The ECB has been holding interest rates at record highs since September but the debate over policy easing is intensifying and markets see the bank starting to reverse course this spring given weak growth and fading price pressures.
But Schnabel cautioned against cutting too soon, arguing that past rate hikes have already made their peak impact and some worrying signs remain as a new, ‘critical’ phase of disinflation begins.
“Selling-price expectations in services, they have gone up for several months in a row,” the FT reported her as saying on Wednesday. “We see sticky services inflation. We see a resilient labour market. At the same time we see a notable loosening of financial conditions.”
Resurgent inflation is not the ECB’s main scenario but concerning data caution against easing policy too soon, especially as disruptions of shipping in the Red Sea have sparked concerns over fresh supply chain disruptions.
“I would argue that we are now entering a critical phase where the calibration and transmission of monetary policy become especially important because it is all about containing the second-round effects,” Schnabel said.
While conservatives or hawks in central bank-speak have argued patience in cutting rates, most have accepted that the next move will be a cut. While they have pushed back on bets for a move in April, a move around mid-year appears uncontroversial.

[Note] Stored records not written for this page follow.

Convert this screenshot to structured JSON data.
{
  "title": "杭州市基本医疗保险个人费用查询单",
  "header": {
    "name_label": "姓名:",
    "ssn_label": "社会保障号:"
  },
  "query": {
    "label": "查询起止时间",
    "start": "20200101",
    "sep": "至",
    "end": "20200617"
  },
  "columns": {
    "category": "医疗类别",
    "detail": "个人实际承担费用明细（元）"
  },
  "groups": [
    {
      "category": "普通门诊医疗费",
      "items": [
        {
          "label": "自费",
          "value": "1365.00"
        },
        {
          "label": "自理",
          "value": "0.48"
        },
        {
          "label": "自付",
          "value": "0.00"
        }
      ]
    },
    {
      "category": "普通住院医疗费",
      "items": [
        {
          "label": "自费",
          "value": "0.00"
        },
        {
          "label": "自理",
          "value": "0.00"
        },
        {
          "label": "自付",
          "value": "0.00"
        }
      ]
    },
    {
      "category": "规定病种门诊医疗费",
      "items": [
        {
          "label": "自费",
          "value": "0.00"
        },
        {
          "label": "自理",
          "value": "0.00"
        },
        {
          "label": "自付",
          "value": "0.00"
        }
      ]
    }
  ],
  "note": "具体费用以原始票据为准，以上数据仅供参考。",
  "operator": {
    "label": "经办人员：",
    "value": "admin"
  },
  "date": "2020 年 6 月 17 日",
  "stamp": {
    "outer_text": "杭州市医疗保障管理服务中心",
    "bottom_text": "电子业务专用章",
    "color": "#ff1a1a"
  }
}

Schnabel also appeared optimistic that firms are absorbing some of the recent wage growth, as the ECB had long hoped, since economic growth is weak and they have little room to push higher costs onto customers.
“If demand is held back by restrictive monetary policy, it will be much harder for firms to pass through higher costs to consumers,” Schnabel said. “We are seeing some evidence that it is happening.”
“We have made substantial progress, and that is good news,” Schnabel said. “But we are not there yet.”